Did he mention how long tempering should be to reach the desired softness (I dont speak from hardness here, because tempering is used to reduce hardness from a hardened part and reregulate the structure to a certain point where it can be used)??
It is easy to say it is finished when it is gone, but depending on the form of the steel you can have a pan of burning and smoking motor oil for several hours. And I would suggest you got the temperature only on the surface where the burning reaction can process, not underneath.
The longer you temper, the softer the steel will get. The use of low temperatures for a long time can be swapped by higher temperatures for a short time and vice versa.

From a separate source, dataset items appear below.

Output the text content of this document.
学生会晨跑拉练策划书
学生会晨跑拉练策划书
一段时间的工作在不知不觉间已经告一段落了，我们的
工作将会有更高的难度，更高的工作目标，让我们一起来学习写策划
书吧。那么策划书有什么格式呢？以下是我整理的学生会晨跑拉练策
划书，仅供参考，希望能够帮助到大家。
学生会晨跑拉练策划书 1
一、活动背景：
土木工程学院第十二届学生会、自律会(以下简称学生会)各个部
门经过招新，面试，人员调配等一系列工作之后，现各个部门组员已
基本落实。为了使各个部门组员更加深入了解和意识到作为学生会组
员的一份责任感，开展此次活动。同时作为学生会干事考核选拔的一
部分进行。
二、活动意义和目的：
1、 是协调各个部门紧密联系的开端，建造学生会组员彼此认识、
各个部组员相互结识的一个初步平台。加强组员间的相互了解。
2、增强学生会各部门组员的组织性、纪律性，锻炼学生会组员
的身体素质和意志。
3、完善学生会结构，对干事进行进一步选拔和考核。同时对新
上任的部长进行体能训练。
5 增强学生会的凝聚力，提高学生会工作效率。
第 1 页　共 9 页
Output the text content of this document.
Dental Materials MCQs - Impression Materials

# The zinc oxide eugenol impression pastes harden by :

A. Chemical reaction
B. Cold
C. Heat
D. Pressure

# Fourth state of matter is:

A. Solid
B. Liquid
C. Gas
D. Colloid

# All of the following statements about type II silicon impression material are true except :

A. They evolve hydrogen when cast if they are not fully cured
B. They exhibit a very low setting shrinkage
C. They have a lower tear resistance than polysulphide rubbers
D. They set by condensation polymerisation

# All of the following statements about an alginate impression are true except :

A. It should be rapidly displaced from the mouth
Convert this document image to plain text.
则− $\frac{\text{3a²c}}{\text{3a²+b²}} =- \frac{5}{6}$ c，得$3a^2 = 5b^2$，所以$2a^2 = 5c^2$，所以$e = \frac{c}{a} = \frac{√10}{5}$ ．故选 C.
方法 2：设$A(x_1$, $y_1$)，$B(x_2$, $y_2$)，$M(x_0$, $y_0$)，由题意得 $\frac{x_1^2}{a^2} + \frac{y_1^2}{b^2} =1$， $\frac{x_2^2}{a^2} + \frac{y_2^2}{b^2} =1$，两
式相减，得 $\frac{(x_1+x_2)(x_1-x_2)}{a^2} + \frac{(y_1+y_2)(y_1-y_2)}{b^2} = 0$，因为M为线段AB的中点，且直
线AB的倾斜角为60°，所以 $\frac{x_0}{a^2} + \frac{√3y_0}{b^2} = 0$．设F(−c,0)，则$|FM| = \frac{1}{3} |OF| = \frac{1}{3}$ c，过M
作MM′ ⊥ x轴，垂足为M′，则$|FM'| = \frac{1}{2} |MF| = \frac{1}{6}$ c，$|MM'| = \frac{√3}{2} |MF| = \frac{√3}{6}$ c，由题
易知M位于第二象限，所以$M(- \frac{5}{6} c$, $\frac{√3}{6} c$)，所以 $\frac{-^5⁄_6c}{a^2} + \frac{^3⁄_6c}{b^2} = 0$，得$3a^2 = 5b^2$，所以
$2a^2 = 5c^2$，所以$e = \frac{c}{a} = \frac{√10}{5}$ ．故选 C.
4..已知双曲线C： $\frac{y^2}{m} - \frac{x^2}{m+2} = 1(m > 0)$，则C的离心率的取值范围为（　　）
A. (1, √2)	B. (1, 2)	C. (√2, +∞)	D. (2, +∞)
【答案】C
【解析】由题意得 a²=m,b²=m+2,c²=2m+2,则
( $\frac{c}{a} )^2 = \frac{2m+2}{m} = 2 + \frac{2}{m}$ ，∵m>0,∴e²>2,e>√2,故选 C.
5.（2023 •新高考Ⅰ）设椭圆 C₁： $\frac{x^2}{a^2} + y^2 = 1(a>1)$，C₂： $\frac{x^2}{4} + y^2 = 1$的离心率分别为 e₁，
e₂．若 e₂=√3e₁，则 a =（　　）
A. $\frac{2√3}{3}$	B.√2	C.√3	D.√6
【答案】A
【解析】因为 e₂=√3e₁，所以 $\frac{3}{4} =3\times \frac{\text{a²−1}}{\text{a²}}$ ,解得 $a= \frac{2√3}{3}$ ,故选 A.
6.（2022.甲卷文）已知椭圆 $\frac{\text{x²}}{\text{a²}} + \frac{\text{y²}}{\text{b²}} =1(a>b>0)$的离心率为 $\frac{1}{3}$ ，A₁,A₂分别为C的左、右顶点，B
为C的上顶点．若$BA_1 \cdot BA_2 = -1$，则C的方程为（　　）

Oil can be a medium for tempering, that is not very extraordinary, but then exactly heated oil (with a bit of igniting danger) just to have a better regulation possibility compared to air in an oven.
So this method seems not to care about time and temperature.
One final point: do you have any idea what happens when you burn used motoroil? Besides smoke will be very toxic but the laws in the Netherlands(and the european union) are not joking about environmental criminal actions like these. This process could be very expensive.